Stocks of emerging markets rallied today after their biggest plunge in three months following Thailand's decision to rescind its decree that foreign investors would need to leave investments in the country for a minimum of a year or face heavy tax consequences.

Thailand's decision shook the investing world's confidence in emerging market stocks, triggering a tidal wave of selling throughout developing markets. The country's foolish move yesterday prompted Indonesia, Malaysia, and the Philippines to assure the markets that they wouldn't pull such a stunt.

Thailand's move to restrict trading puts into focus the risk investors take when investing in developing nations with nascent financial markets and unstable governments. Thailand, you'll recall, was the subject of a coup in September.

The Morgan Stanley Capital International Emerging Markets Index (MSCI) fell 1.6 percent yesterday, but gained 1.2 percent today. The MSCI emerging markets index has seen incredible gains this year. It's up 25 percent year to date, and returned double-digit gains in 2004 (25 percent) and 2005 (33 percent) as well. So its appeal to foreign investors is obvious.

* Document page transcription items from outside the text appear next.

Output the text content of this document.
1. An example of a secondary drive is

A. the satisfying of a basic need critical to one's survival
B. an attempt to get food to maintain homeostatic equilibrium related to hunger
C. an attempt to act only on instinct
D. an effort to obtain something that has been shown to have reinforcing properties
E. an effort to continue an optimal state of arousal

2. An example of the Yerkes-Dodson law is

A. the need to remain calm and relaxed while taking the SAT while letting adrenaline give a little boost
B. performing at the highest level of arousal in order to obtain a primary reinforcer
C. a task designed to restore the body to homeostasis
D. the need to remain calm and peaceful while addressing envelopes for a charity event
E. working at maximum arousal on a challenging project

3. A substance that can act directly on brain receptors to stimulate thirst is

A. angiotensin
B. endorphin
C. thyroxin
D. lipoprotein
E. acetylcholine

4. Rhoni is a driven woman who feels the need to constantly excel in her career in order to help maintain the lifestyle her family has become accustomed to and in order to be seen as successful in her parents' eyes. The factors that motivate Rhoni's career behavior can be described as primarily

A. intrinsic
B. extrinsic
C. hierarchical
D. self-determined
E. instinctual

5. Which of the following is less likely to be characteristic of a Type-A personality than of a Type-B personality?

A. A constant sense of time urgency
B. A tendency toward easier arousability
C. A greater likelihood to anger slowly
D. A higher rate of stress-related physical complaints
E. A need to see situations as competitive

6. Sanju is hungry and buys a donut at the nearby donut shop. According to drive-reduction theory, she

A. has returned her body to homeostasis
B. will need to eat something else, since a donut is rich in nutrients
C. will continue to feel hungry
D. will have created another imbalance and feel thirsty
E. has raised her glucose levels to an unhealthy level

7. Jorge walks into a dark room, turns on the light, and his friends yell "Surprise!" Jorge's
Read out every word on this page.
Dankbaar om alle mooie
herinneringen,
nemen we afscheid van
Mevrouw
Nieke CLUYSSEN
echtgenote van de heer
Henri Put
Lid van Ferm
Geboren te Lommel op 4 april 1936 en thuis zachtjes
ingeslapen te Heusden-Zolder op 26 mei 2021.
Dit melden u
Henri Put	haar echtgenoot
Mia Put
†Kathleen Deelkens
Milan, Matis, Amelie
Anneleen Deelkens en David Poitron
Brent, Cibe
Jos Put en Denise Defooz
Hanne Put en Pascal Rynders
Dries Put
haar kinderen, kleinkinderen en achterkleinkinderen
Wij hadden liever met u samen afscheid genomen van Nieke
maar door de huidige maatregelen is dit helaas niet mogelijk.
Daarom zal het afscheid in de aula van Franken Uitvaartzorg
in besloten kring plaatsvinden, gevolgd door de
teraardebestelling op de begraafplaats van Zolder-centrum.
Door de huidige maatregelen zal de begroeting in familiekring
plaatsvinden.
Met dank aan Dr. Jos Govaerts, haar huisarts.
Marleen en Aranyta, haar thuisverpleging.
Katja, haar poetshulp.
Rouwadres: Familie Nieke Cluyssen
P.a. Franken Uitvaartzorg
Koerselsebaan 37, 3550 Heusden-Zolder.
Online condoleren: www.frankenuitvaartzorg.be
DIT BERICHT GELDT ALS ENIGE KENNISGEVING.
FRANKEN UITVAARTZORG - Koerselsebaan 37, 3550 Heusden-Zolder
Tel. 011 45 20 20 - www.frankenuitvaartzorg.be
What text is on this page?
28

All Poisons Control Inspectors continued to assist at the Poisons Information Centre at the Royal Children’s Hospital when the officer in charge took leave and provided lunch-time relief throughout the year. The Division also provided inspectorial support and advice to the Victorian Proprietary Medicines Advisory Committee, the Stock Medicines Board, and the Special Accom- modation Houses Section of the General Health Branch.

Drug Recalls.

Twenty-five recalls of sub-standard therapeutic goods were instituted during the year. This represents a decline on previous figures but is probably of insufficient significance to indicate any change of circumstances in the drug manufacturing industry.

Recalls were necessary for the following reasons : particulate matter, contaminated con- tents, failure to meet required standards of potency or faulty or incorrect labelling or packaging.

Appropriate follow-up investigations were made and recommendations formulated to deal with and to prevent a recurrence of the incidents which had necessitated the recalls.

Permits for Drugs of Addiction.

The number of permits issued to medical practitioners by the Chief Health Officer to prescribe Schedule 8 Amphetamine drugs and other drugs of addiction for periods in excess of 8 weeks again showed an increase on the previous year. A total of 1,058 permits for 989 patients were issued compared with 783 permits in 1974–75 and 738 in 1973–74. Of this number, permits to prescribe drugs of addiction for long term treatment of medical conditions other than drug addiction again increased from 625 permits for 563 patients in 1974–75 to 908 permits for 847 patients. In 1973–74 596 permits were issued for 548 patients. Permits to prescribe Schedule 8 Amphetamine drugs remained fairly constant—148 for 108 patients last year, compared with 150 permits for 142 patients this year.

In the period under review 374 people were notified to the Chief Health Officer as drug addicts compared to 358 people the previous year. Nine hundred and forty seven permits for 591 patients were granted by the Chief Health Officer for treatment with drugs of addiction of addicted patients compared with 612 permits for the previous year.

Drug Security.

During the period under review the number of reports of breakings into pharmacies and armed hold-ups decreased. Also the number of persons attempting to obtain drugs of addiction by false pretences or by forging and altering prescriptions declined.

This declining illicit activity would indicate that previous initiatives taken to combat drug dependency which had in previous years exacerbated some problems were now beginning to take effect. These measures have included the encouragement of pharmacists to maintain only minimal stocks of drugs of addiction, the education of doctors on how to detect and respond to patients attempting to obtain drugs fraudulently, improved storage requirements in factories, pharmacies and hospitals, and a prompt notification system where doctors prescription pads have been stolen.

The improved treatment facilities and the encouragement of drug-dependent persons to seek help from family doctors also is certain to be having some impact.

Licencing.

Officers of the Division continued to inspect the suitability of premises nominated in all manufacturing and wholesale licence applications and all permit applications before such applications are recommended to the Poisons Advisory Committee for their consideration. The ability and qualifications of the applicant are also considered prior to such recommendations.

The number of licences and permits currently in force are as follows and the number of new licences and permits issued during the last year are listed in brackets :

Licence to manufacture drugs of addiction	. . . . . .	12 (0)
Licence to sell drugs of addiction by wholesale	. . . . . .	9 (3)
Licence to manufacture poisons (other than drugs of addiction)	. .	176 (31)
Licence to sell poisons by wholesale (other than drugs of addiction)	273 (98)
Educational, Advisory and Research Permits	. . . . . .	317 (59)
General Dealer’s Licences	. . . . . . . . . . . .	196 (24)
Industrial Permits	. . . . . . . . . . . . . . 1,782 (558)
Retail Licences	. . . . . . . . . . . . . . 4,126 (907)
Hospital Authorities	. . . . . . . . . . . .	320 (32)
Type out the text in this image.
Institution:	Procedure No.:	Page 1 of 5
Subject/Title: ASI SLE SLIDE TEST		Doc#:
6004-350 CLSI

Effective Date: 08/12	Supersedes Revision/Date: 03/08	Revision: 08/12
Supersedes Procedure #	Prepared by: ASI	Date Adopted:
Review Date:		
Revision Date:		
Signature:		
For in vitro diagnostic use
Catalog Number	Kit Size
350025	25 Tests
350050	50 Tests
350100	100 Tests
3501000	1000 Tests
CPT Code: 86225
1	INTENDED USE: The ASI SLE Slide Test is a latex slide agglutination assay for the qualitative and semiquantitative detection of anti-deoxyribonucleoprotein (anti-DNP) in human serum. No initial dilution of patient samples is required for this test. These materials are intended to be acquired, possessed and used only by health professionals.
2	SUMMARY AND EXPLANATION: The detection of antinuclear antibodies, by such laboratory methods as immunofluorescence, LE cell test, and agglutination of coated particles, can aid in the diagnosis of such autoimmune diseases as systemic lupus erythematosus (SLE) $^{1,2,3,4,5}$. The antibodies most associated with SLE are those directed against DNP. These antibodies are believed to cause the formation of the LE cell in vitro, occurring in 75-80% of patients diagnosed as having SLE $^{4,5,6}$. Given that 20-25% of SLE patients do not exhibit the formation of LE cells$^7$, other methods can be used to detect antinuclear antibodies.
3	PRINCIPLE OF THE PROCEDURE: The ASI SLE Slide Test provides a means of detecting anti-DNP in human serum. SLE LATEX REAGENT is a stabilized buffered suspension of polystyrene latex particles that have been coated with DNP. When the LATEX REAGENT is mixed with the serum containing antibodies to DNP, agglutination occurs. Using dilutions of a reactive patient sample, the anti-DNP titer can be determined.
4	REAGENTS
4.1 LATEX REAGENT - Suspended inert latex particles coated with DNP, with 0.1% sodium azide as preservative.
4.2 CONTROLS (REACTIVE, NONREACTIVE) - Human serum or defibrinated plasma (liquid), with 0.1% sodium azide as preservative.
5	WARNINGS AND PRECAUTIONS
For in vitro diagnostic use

Thailand's announcement yesterday wiped out $23 billion in market value in its SET Index, which plunged up to 19.5 percent in a single day. That was the biggest slide in 16 years. However, the index has bounced back, gaining 11 percent in a day after the Thai government wisely changed its mind.

"It's positive for emerging markets because it shows governments in this asset class are now quick to change unpopular decisions," Matthias Siller, who helps oversee $6 billion in global emerging-market assets at Baring Investment Service in London, tells Bloomberg. "That wouldn't have been the case 10 years ago."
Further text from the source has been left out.